Untuk penyusunan sebuah Qanun di Aceh, pemerintahan Aceh mengikuti peraturan perundangan-undangan yang berlaku yaitu Undang-Undang No. 12 Tahun 2011 Tentang Pembentukan Peraturan Perundang-Undangan. Namun demikian untuk peraturan di Aceh, Pemerintah Aceh berpatokan pada Qanun No. 3 Tahun 2007 Tentang Tata Cara Pembentukan Qanun, hal ini menjadi simpang siur antara kewenangan yang di berikan kepada pemerintahan Aceh. Tidak ada perbedaan secara formalitas dalam proses pembuatan Qanun di Aceh yaitu sama dengan daerah lain secara keseluruhan di Indonesia.
Dalam materi pembuatan Qanun yang di muat dalam Qanun No. 3 Tahun 2007 Tentang Tata Cara Pembentukan Qanun terdapat beberapa perbedaan dengan materi muatan perundangan-undangan yang di atur dalam Undang-Undang No. 12 Tahun 2011 Tentang Tata Cara Pembentukan Peraturan Perundang-undangan. Dalam Qanun No. 3 Tahun 2007 Tentang Tata Cara Pembentukan Qanun disebutkan bahwasanya materi muatanQanun mengandung asas:
1.      Keislaman;
2.      Kebenaran;
3.      Kemanfaatan;
4.      Pengayoman;
5.      Kemanusiaan;
6.      Kebangsaan;
7.      Kekeluargaan;
8.      Karakteristik Aceh;
9.      Keanekaragaman;
10.  Keadilan;
11.  Nondiskriminasi;
12.  Kesamaan kedudukan dalam hukum dan pemerintahan;
13.  Ketertiban dan kepastian hukun; dan/atau
14.  Keseimbangan, keserasian, kesetaraan, dan keselarasan.

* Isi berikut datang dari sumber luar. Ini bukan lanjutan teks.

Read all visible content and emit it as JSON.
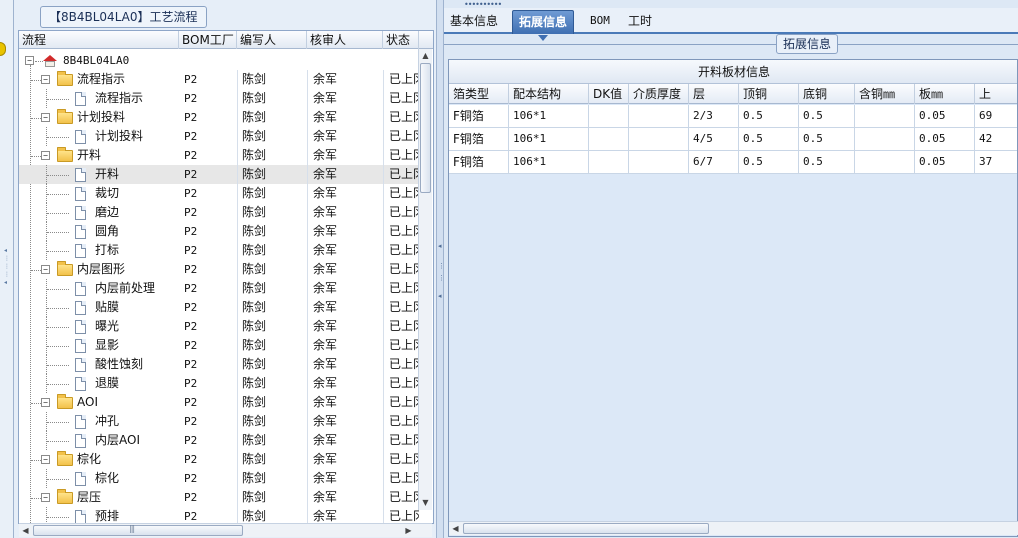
{
  "left_panel": {
    "title": "【8B4BL04LA0】工艺流程",
    "columns": [
      "流程",
      "BOM工厂",
      "编写人",
      "核审人",
      "状态"
    ],
    "root": {
      "label": "8B4BL04LA0"
    },
    "rows": [
      {
        "label": "流程指示",
        "level": 1,
        "type": "folder",
        "bom": "P2",
        "writer": "陈剑",
        "reviewer": "余军",
        "status": "已上冈"
      },
      {
        "label": "流程指示",
        "level": 2,
        "type": "doc",
        "bom": "P2",
        "writer": "陈剑",
        "reviewer": "余军",
        "status": "已上冈"
      },
      {
        "label": "计划投料",
        "level": 1,
        "type": "folder",
        "bom": "P2",
        "writer": "陈剑",
        "reviewer": "余军",
        "status": "已上冈"
      },
      {
        "label": "计划投料",
        "level": 2,
        "type": "doc",
        "bom": "P2",
        "writer": "陈剑",
        "reviewer": "余军",
        "status": "已上冈"
      },
      {
        "label": "开料",
        "level": 1,
        "type": "folder",
        "bom": "P2",
        "writer": "陈剑",
        "reviewer": "余军",
        "status": "已上冈"
      },
      {
        "label": "开料",
        "level": 2,
        "type": "doc",
        "bom": "P2",
        "writer": "陈剑",
        "reviewer": "余军",
        "status": "已上冈",
        "selected": true
      },
      {
        "label": "裁切",
        "level": 2,
        "type": "doc",
        "bom": "P2",
        "writer": "陈剑",
        "reviewer": "余军",
        "status": "已上冈"
      },
      {
        "label": "磨边",
        "level": 2,
        "type": "doc",
        "bom": "P2",
        "writer": "陈剑",
        "reviewer": "余军",
        "status": "已上冈"
      },
      {
        "label": "圆角",
        "level": 2,
        "type": "doc",
        "bom": "P2",
        "writer": "陈剑",
        "reviewer": "余军",
        "status": "已上冈"
      },
      {
        "label": "打标",
        "level": 2,
        "type": "doc",
        "bom": "P2",
        "writer": "陈剑",
        "reviewer": "余军",
        "status": "已上冈"
      },
      {
        "label": "内层图形",
        "level": 1,
        "type": "folder",
        "bom": "P2",
        "writer": "陈剑",
        "reviewer": "余军",
        "status": "已上冈"
      },
      {
        "label": "内层前处理",
        "level": 2,
        "type": "doc",
        "bom": "P2",
        "writer": "陈剑",
        "reviewer": "余军",
        "status": "已上冈"
      },
      {
        "label": "贴膜",
        "level": 2,
        "type": "doc",
        "bom": "P2",
        "writer": "陈剑",
        "reviewer": "余军",
        "status": "已上冈"
      },
      {
        "label": "曝光",
        "level": 2,
        "type": "doc",
        "bom": "P2",
        "writer": "陈剑",
        "reviewer": "余军",
        "status": "已上冈"
      },
      {
        "label": "显影",
        "level": 2,
        "type": "doc",
        "bom": "P2",
        "writer": "陈剑",
        "reviewer": "余军",
        "status": "已上冈"
      },
      {
        "label": "酸性蚀刻",
        "level": 2,
        "type": "doc",
        "bom": "P2",
        "writer": "陈剑",
        "reviewer": "余军",
        "status": "已上冈"
      },
      {
        "label": "退膜",
        "level": 2,
        "type": "doc",
        "bom": "P2",
        "writer": "陈剑",
        "reviewer": "余军",
        "status": "已上冈"
      },
      {
        "label": "AOI",
        "level": 1,
        "type": "folder",
        "bom": "P2",
        "writer": "陈剑",
        "reviewer": "余军",
        "status": "已上冈"
      },
      {
        "label": "冲孔",
        "level": 2,
        "type": "doc",
        "bom": "P2",
        "writer": "陈剑",
        "reviewer": "余军",
        "status": "已上冈"
      },
      {
        "label": "内层AOI",
        "level": 2,
        "type": "doc",
        "bom": "P2",
        "writer": "陈剑",
        "reviewer": "余军",
        "status": "已上冈"
      },
      {
        "label": "棕化",
        "level": 1,
        "type": "folder",
        "bom": "P2",
        "writer": "陈剑",
        "reviewer": "余军",
        "status": "已上冈"
      },
      {
        "label": "棕化",
        "level": 2,
        "type": "doc",
        "bom": "P2",
        "writer": "陈剑",
        "reviewer": "余军",
        "status": "已上冈"
      },
      {
        "label": "层压",
        "level": 1,
        "type": "folder",
        "bom": "P2",
        "writer": "陈剑",
        "reviewer": "余军",
        "status": "已上冈"
      },
      {
        "label": "预排",
        "level": 2,
        "type": "doc",
        "bom": "P2",
        "writer": "陈剑",
        "reviewer": "余军",
        "status": "已上冈"
      }
    ]
  },
  "tabs": [
    {
      "label": "基本信息",
      "active": false
    },
    {
      "label": "拓展信息",
      "active": true
    },
    {
      "label": "BOM",
      "active": false
    },
    {
      "label": "工时",
      "active": false
    }
  ],
  "extended": {
    "group_title": "拓展信息",
    "grid_caption": "开料板材信息",
    "columns": [
      "箔类型",
      "配本结构",
      "DK值",
      "介质厚度",
      "层",
      "顶铜",
      "底铜",
      "含铜㎜",
      "板㎜",
      "上"
    ],
    "rows": [
      [
        "F铜箔",
        "106*1",
        "",
        "",
        "2/3",
        "0.5",
        "0.5",
        "",
        "0.05",
        "69"
      ],
      [
        "F铜箔",
        "106*1",
        "",
        "",
        "4/5",
        "0.5",
        "0.5",
        "",
        "0.05",
        "42"
      ],
      [
        "F铜箔",
        "106*1",
        "",
        "",
        "6/7",
        "0.5",
        "0.5",
        "",
        "0.05",
        "37"
      ]
    ]
  },
  "colors": {
    "accent": "#3f6fb2",
    "panel_bg": "#dde8f5",
    "grid_empty_bg": "#dce8f7"
  }
}
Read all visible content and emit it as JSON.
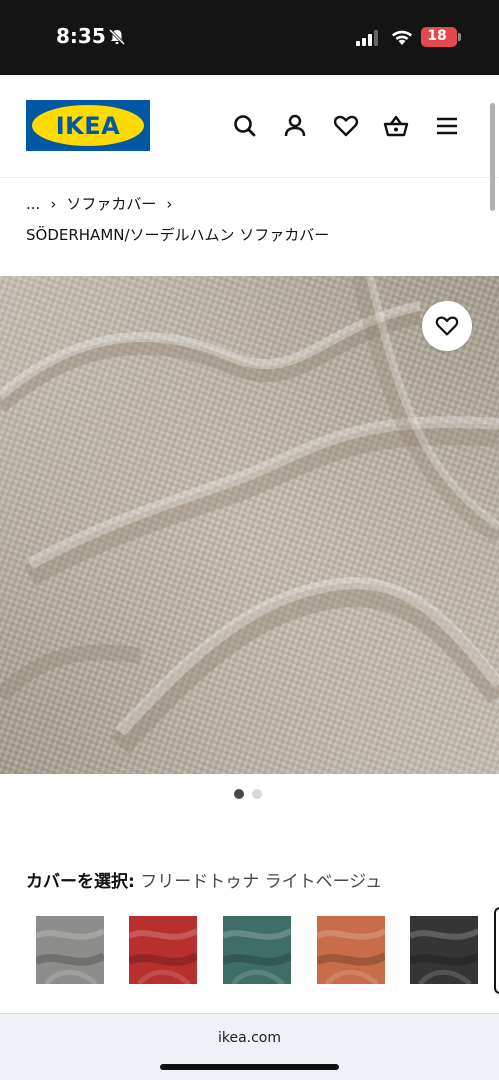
{
  "status_bar": {
    "time": "8:35",
    "battery_level": "18",
    "icons": [
      "bell-slash-icon",
      "cellular-signal-icon",
      "wifi-icon",
      "battery-icon"
    ],
    "battery_color": "#e5484d"
  },
  "header": {
    "logo_text": "IKEA",
    "logo_colors": {
      "blue": "#0058a3",
      "yellow": "#ffdb00"
    },
    "icons": [
      "search-icon",
      "account-icon",
      "heart-icon",
      "basket-icon",
      "hamburger-menu-icon"
    ]
  },
  "breadcrumb": {
    "items": [
      "...",
      "ソファカバー"
    ],
    "separator": "›"
  },
  "product": {
    "title": "SÖDERHAMN/ソーデルハムン ソファカバー",
    "image_count": 2,
    "active_image_index": 0
  },
  "cover": {
    "label": "カバーを選択:",
    "selected": "フリードトゥナ ライトベージュ",
    "swatches": [
      {
        "name": "gray",
        "color": "#8d8d8b"
      },
      {
        "name": "red",
        "color": "#b8302d"
      },
      {
        "name": "teal",
        "color": "#3f6e67"
      },
      {
        "name": "orange",
        "color": "#c96c4a"
      },
      {
        "name": "black",
        "color": "#353535"
      }
    ]
  },
  "browser": {
    "url": "ikea.com"
  }
}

Sedangkan dalam Undang-undang No. 12 Tahun 2011 Tentang Tata Cara Pembentukan Peraturan Perundang-undangan di sebutkan bahwasanya materi muatan Perundang-undangan mencermikan asas:
1.   Pengayoman;
2.   Kemanusiaan;
3.   Kebangsaan;
4.   Kekeluargaan;
5.   Kenusantaraan;
6.   Bhinneka Tunggal Ika;
7.   Keadilan;
8.   Kesamaan kedudukan dalam hukum dan pemerintahan;
9.   Ketertiban dan kepastian hukum; dan/atau
10.  Kesimbangan, keserasian, dan keselarasan
Pada ayat (2) dalam Pasal ini disebutkan bahwasanya selain mencermikan asas sebagaimana dimaksud pada ayat (1), Peraturan Perundangan-perundangan tertentu dapat berisi asas lain sesuai dengan bidang hukum Peraturan Perundangan-undangan yang bersangkutan.

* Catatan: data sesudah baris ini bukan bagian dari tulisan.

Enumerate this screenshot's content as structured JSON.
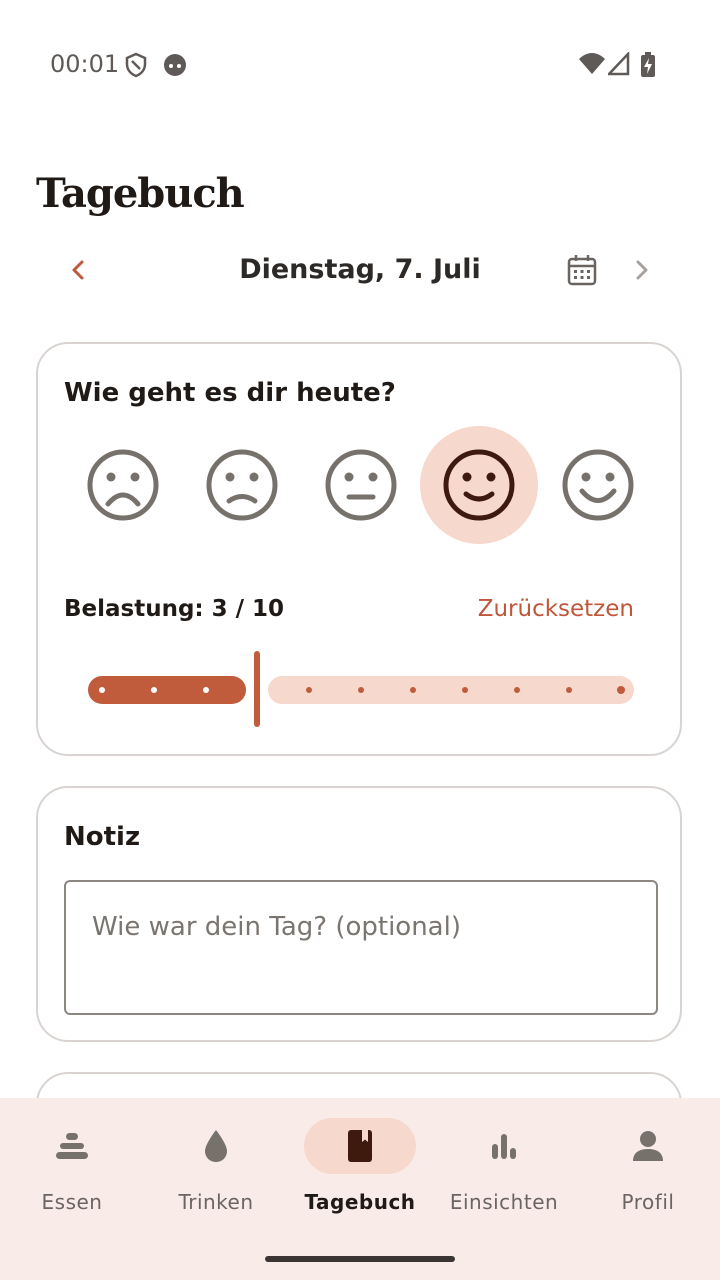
{
  "status": {
    "time": "00:01"
  },
  "header": {
    "title": "Tagebuch"
  },
  "date_nav": {
    "date": "Dienstag, 7. Juli"
  },
  "mood_card": {
    "question": "Wie geht es dir heute?",
    "moods": [
      "very-sad",
      "sad",
      "neutral",
      "happy",
      "very-happy"
    ],
    "selected_mood_index": 3,
    "stress_label": "Belastung: 3 / 10",
    "stress_value": 3,
    "stress_max": 10,
    "reset_label": "Zurücksetzen"
  },
  "note_card": {
    "title": "Notiz",
    "placeholder": "Wie war dein Tag? (optional)",
    "value": ""
  },
  "bottom_nav": {
    "items": [
      {
        "label": "Essen",
        "icon": "food-stack-icon"
      },
      {
        "label": "Trinken",
        "icon": "water-drop-icon"
      },
      {
        "label": "Tagebuch",
        "icon": "journal-icon"
      },
      {
        "label": "Einsichten",
        "icon": "bar-chart-icon"
      },
      {
        "label": "Profil",
        "icon": "person-icon"
      }
    ],
    "active_index": 2
  },
  "colors": {
    "accent": "#c0573a",
    "accent_light": "#f6d8cc",
    "nav_background": "#f9ece8"
  }
}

Dari dua materi muatan perundang-undangan dari kedua peraturan perundangan-undangan tersebut terdapat perbedaan. Untuk Qanun Aceh di berikan beberapa tambahan, salah satunya adalah asas Keislaman yang merupakan wujud dari keistimewaan Aceh. Dengan adanya asas-asas diatas maka terbentuknya beberapa Qanun yang berlandaskan Al-Qur’an dan Al Hadist.
Sementara itu jika merujuk pada Undang-undang No. 12 Tahun 2011 Tentang Tata Cara Pembentukan Peraturan Perundang-undangan tidak terdapatnya asas Keislaman yang sifatnya sangat Religiusitas dan Spesifik, sekalipun pada ayat (2) Pasal tersebut menyatakan selain mencerminkan asas sebagaimana dimaksud pada ayat (1), Peraturan Perundang-undangan tertentu dapat berisi asas lain sesuai dengan bidang hukum Peraturan Perundangan-undangan yang bersangkutan.

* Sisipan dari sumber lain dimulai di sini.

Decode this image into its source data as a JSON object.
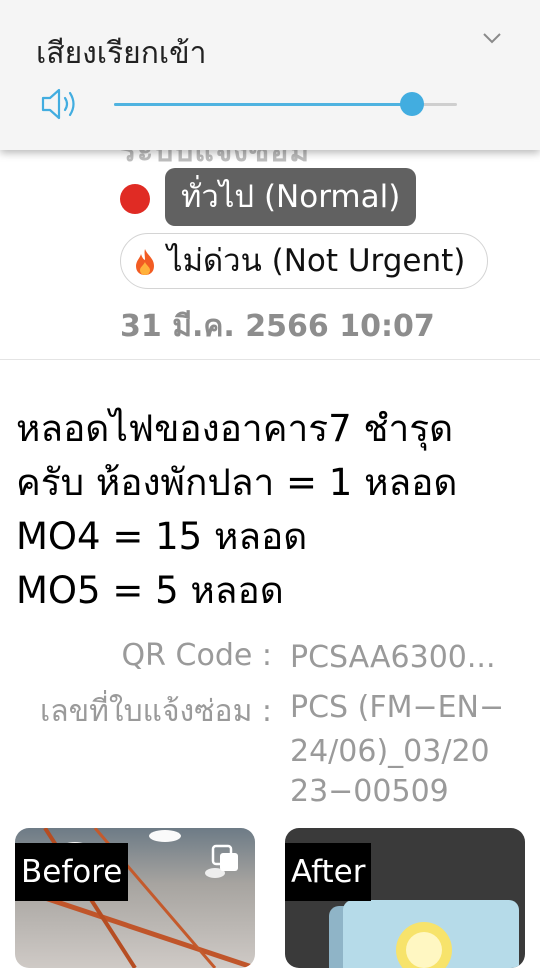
{
  "volume_panel": {
    "title": "เสียงเรียกเข้า",
    "level": 0.87,
    "icons": {
      "speaker": "speaker-icon",
      "collapse": "chevron-down-icon"
    },
    "accent_color": "#42ade0"
  },
  "ticket": {
    "obscured_text": "ระบบแจ้งซ่อม",
    "status_color": "#e02b24",
    "type_label": "ทั่วไป (Normal)",
    "urgency_label": "ไม่ด่วน (Not Urgent)",
    "urgency_icon": "fire-icon",
    "date": "31 มี.ค. 2566 10:07",
    "description_lines": [
      "หลอดไฟของอาคาร7 ชำรุด",
      "ครับ ห้องพักปลา = 1 หลอด",
      "MO4 = 15 หลอด",
      "MO5 = 5 หลอด"
    ],
    "info": {
      "qr_label": "QR Code :",
      "qr_value": "PCSAA6300...",
      "repair_label": "เลขที่ใบแจ้งซ่อม :",
      "repair_value_lines": [
        "PCS (FM−EN−",
        "24/06)_03/20",
        "23−00509"
      ]
    },
    "photos": {
      "before_label": "Before",
      "after_label": "After"
    }
  }
}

Dari penjelasan pada Pasal dua ini disebutkan bahwasanya yang dimaksud dengan asas lain sesuai dengan bidang hukum Peraturan Perundang-undangan yang bersangkutan antara lain:
a.       Dalam Hukum Pidana, misalnya, asas legalitas, asas tiada hukuman tanpa kesalahan, asas pembinaan narapidana, dan asas praduga tak bersalah;
b.      Dalam Hukum Perdata, misalnya, dalam hukum perjanjian, antara lain, asas kesepakatan, kebebasan berkontrak, dan itikat baik.
Asas Keislaman yang menjadi persoalan penting dalam pebuatan Qanun di Aceh menyebabkan banyak muncul pro dan kontra terhadap produk legislatif di Aceh. Terutama pada landasan yuridis sebuah Qanun yang menjadikan Al-Qur’an sebagai bagian dari landasan yurudisnya.[2]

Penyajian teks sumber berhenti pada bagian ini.